The first 6464 was introduced in 1953. It was eleven inches long and higher than the previous boxcars. There were 29 different numerical boxcars, with many variations, both major and minor. Lionel offered numerous color combinations, some of which they made and other that may have been done by Madison Hardware in New York City. We have found through records some of the prototypes that were either never produced or produced in five or fewer models and designs.

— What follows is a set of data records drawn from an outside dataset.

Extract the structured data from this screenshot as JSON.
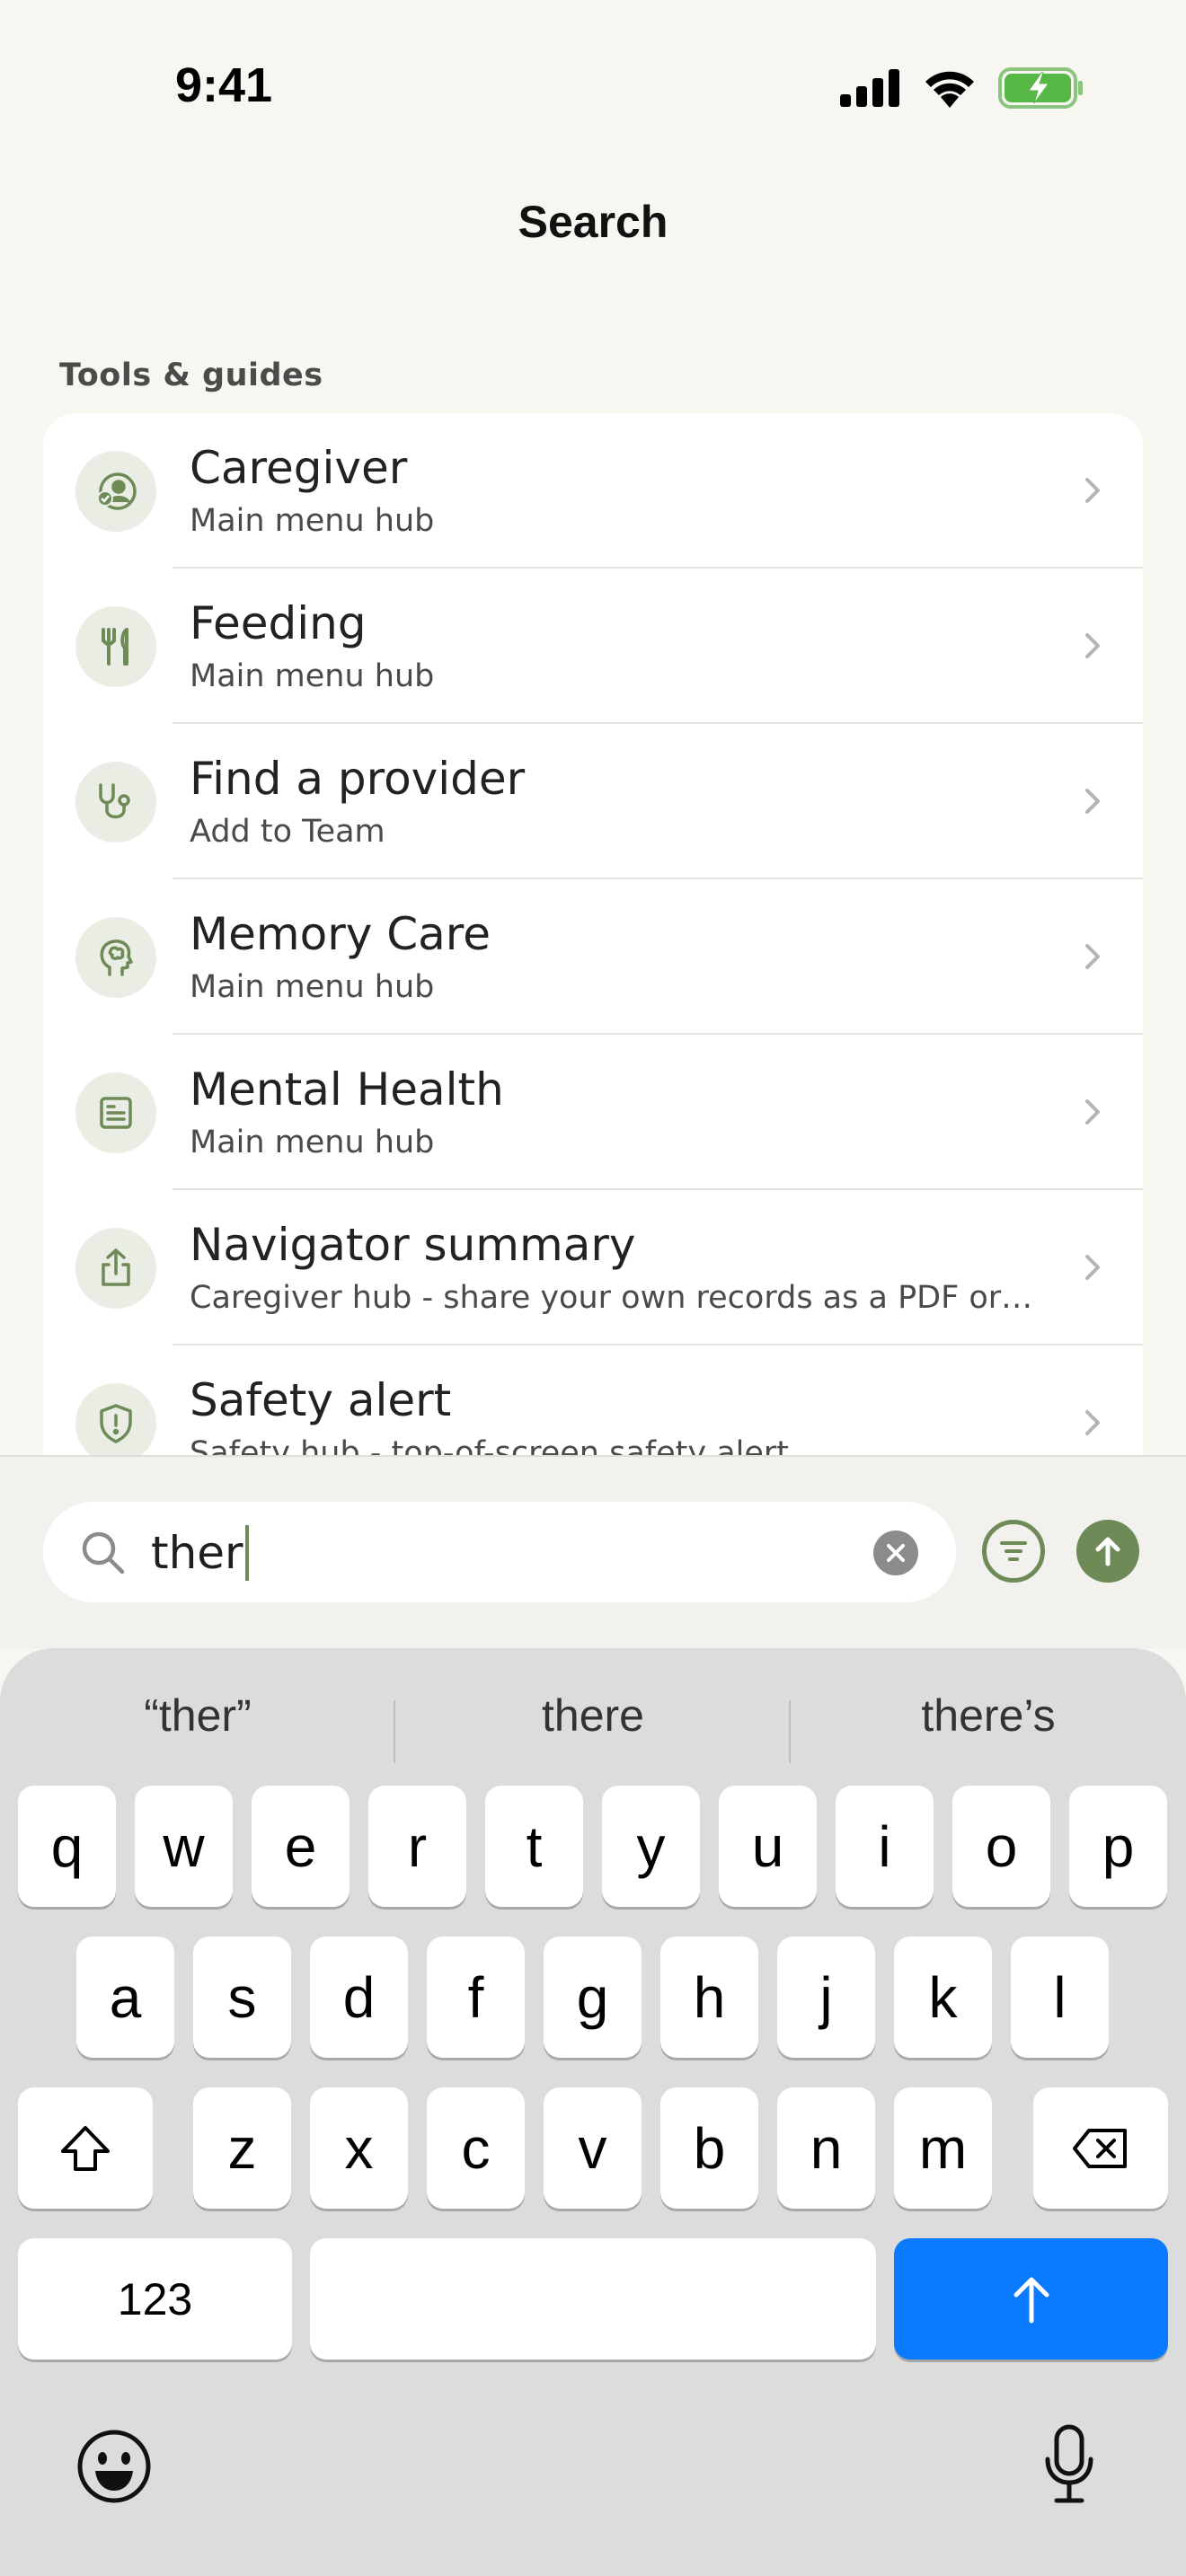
{
  "status_bar": {
    "time": "9:41",
    "icons": [
      "cellular-signal-icon",
      "wifi-icon",
      "battery-charging-icon"
    ]
  },
  "header": {
    "title": "Search"
  },
  "section": {
    "label": "Tools & guides"
  },
  "results": [
    {
      "title": "Caregiver",
      "subtitle": "Main menu hub",
      "icon": "caregiver-icon"
    },
    {
      "title": "Feeding",
      "subtitle": "Main menu hub",
      "icon": "fork-knife-icon"
    },
    {
      "title": "Find a provider",
      "subtitle": "Add to Team",
      "icon": "stethoscope-icon"
    },
    {
      "title": "Memory Care",
      "subtitle": "Main menu hub",
      "icon": "head-brain-icon"
    },
    {
      "title": "Mental Health",
      "subtitle": "Main menu hub",
      "icon": "clipboard-icon"
    },
    {
      "title": "Navigator summary",
      "subtitle": "Caregiver hub - share your own records as a PDF or…",
      "icon": "share-icon"
    },
    {
      "title": "Safety alert",
      "subtitle": "Safety hub - top-of-screen safety alert",
      "icon": "shield-alert-icon"
    }
  ],
  "search": {
    "value": "ther"
  },
  "keyboard": {
    "suggestions": [
      "“ther”",
      "there",
      "there’s"
    ],
    "row1": [
      "q",
      "w",
      "e",
      "r",
      "t",
      "y",
      "u",
      "i",
      "o",
      "p"
    ],
    "row2": [
      "a",
      "s",
      "d",
      "f",
      "g",
      "h",
      "j",
      "k",
      "l"
    ],
    "row3": [
      "z",
      "x",
      "c",
      "v",
      "b",
      "n",
      "m"
    ],
    "numbers_label": "123"
  },
  "colors": {
    "accent": "#6d8a57",
    "return_key": "#0a7aff",
    "icon_bg": "#e9ede4"
  }
}
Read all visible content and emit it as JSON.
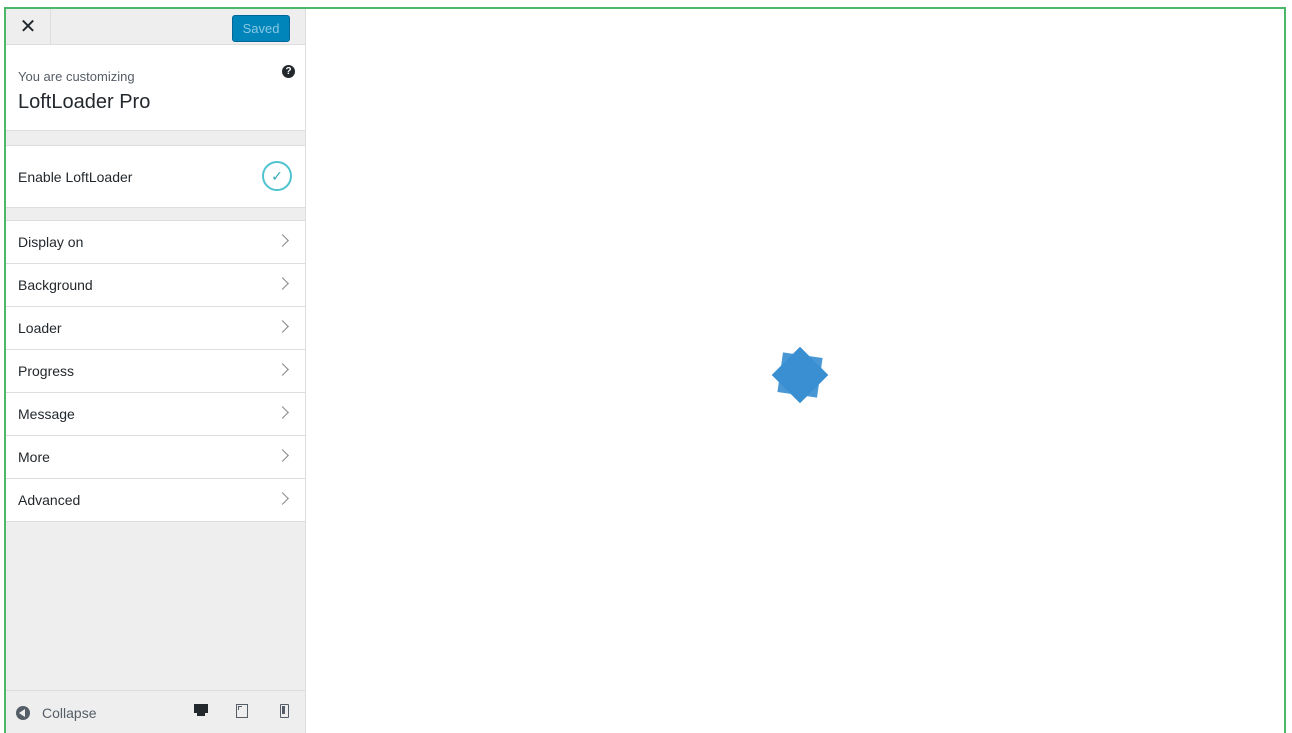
{
  "header": {
    "close_glyph": "✕",
    "saved_label": "Saved"
  },
  "info": {
    "subtitle": "You are customizing",
    "title": "LoftLoader Pro",
    "help_glyph": "?"
  },
  "enable": {
    "label": "Enable LoftLoader",
    "checked": true,
    "check_glyph": "✓",
    "accent_color": "#4fc3cf"
  },
  "menu": {
    "items": [
      {
        "label": "Display on"
      },
      {
        "label": "Background"
      },
      {
        "label": "Loader"
      },
      {
        "label": "Progress"
      },
      {
        "label": "Message"
      },
      {
        "label": "More"
      },
      {
        "label": "Advanced"
      }
    ]
  },
  "footer": {
    "collapse_label": "Collapse",
    "devices": [
      "desktop-icon",
      "tablet-icon",
      "mobile-icon"
    ],
    "active_device": "desktop"
  },
  "preview": {
    "loader_color": "#3a8fd1",
    "frame_color": "#4ab866"
  }
}
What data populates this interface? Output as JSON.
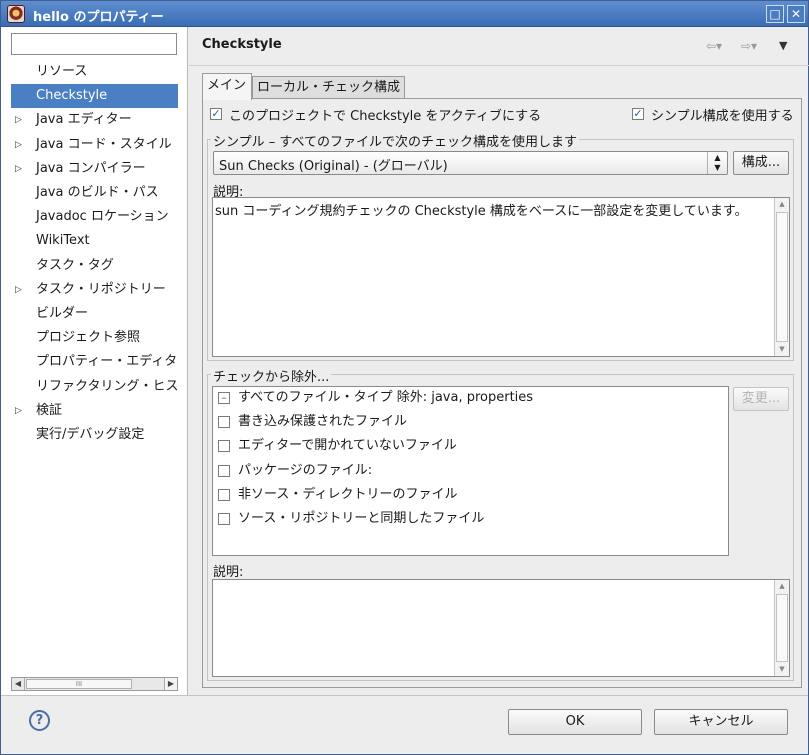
{
  "window": {
    "title": "hello のプロパティー",
    "maximize_glyph": "□",
    "close_glyph": "✕"
  },
  "sidebar": {
    "filter_value": "",
    "items": [
      {
        "label": "リソース",
        "expandable": false,
        "selected": false
      },
      {
        "label": "Checkstyle",
        "expandable": false,
        "selected": true
      },
      {
        "label": "Java エディター",
        "expandable": true,
        "selected": false
      },
      {
        "label": "Java コード・スタイル",
        "expandable": true,
        "selected": false
      },
      {
        "label": "Java コンパイラー",
        "expandable": true,
        "selected": false
      },
      {
        "label": "Java のビルド・パス",
        "expandable": false,
        "selected": false
      },
      {
        "label": "Javadoc ロケーション",
        "expandable": false,
        "selected": false
      },
      {
        "label": "WikiText",
        "expandable": false,
        "selected": false
      },
      {
        "label": "タスク・タグ",
        "expandable": false,
        "selected": false
      },
      {
        "label": "タスク・リポジトリー",
        "expandable": true,
        "selected": false
      },
      {
        "label": "ビルダー",
        "expandable": false,
        "selected": false
      },
      {
        "label": "プロジェクト参照",
        "expandable": false,
        "selected": false
      },
      {
        "label": "プロパティー・エディタ",
        "expandable": false,
        "selected": false
      },
      {
        "label": "リファクタリング・ヒス",
        "expandable": false,
        "selected": false
      },
      {
        "label": "検証",
        "expandable": true,
        "selected": false
      },
      {
        "label": "実行/デバッグ設定",
        "expandable": false,
        "selected": false
      }
    ]
  },
  "page": {
    "title": "Checkstyle",
    "back_glyph": "⇦▾",
    "forward_glyph": "⇨▾",
    "menu_glyph": "▼"
  },
  "tabs": {
    "main": "メイン",
    "local": "ローカル・チェック構成"
  },
  "main_tab": {
    "activate_label": "このプロジェクトで  Checkstyle をアクティブにする",
    "activate_checked": true,
    "simple_config_label": "シンプル構成を使用する",
    "simple_config_checked": true,
    "simple_group_title": "シンプル  –  すべてのファイルで次のチェック構成を使用します",
    "config_selected": "Sun Checks (Original)  - (グローバル)",
    "configure_button": "構成...",
    "description_label": "説明:",
    "description_text": "sun コーディング規約チェックの  Checkstyle 構成をベースに一部設定を変更しています。",
    "exclude_group_title": "チェックから除外...",
    "change_button": "変更...",
    "exclude_items": [
      {
        "label": "すべてのファイル・タイプ  除外:  java, properties",
        "state": "partial"
      },
      {
        "label": "書き込み保護されたファイル",
        "state": "unchecked"
      },
      {
        "label": "エディターで開かれていないファイル",
        "state": "unchecked"
      },
      {
        "label": "パッケージのファイル:",
        "state": "unchecked"
      },
      {
        "label": "非ソース・ディレクトリーのファイル",
        "state": "unchecked"
      },
      {
        "label": "ソース・リポジトリーと同期したファイル",
        "state": "unchecked"
      }
    ],
    "filter_description_label": "説明:",
    "filter_description_text": ""
  },
  "footer": {
    "help_glyph": "?",
    "ok": "OK",
    "cancel": "キャンセル"
  },
  "colors": {
    "selection": "#4a7fc4",
    "titlebar": "#3a6db5"
  }
}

Some examples: a red Seaboard R.R. car with a white door 6464 boxcar was never produced but a prototype exists; a U.S. Air Force 6464 prototype in blue and gold that was never produced; a 6464-900 yellow New York Central R.R. that was produced in the new archives series sets, but never during the postwar years; a New York Central R.R. Pacemaker variation had a prototype in lilac with red lettering and a red door 6464; a short line railroad adorned the prototypes in the Kansas, Oklahoma and Gulf in bright blue and white with a big K,O, & G in white lettering; in 8/58, a Detroit & Mackinac 6464 was thought of, in its dark red and gray colors. Burlington made the prototype line in a bright all red and white lettering boxcar, but it, too, never was produced as a 6464. The first 6464-1 Western Pacific was done in orange with white lettering, rather than the original silver of the first 6464 produced. The second, a 6464-25, was an orange Great Northern, but the third, a Tuscan Minneapolis and St. Louis 6464-50 was stamped with a Great Northern logo before the stamps were changed! This brings us back to the Western Pacific orange which got stamped that way before the Great Northern logos were put on the marking machines. Confusing? Stop and think about it. Did Lou and Carl have any input into this? Then there was the next variation of the Great Northern, an aqua with red lettering variation — a prototype that was never produced. The G.N. goat was very popular for some reason! There is more history on the 6464 boxcars, with more than 100 variations of paint, color, doors, wheel types, graphics and design. I earlier mentioned Lou and Carl. If they don’t sound familiar, you didn’t grow up in New York City! They were the owners of Madison Hardware (a hardware store with no hardware, they just made keys) on East 23 Street off of Lexington Avenue, not Madison Avenue. They were renowned for their variations of everything, including the 6464 boxcars. I remember going over there after Christmas with my dad and picking up a 6464 for about $3.00, which I still have. They had so many parts that they just would slap on a door or a different body to trucks and put it on the shelves and sell it to anyone. One needs to give credit to Terrell Classen for the articles and research he has done on the subject of the 6464 boxcars and Tom McComas for his History of 6464 Prototypes too.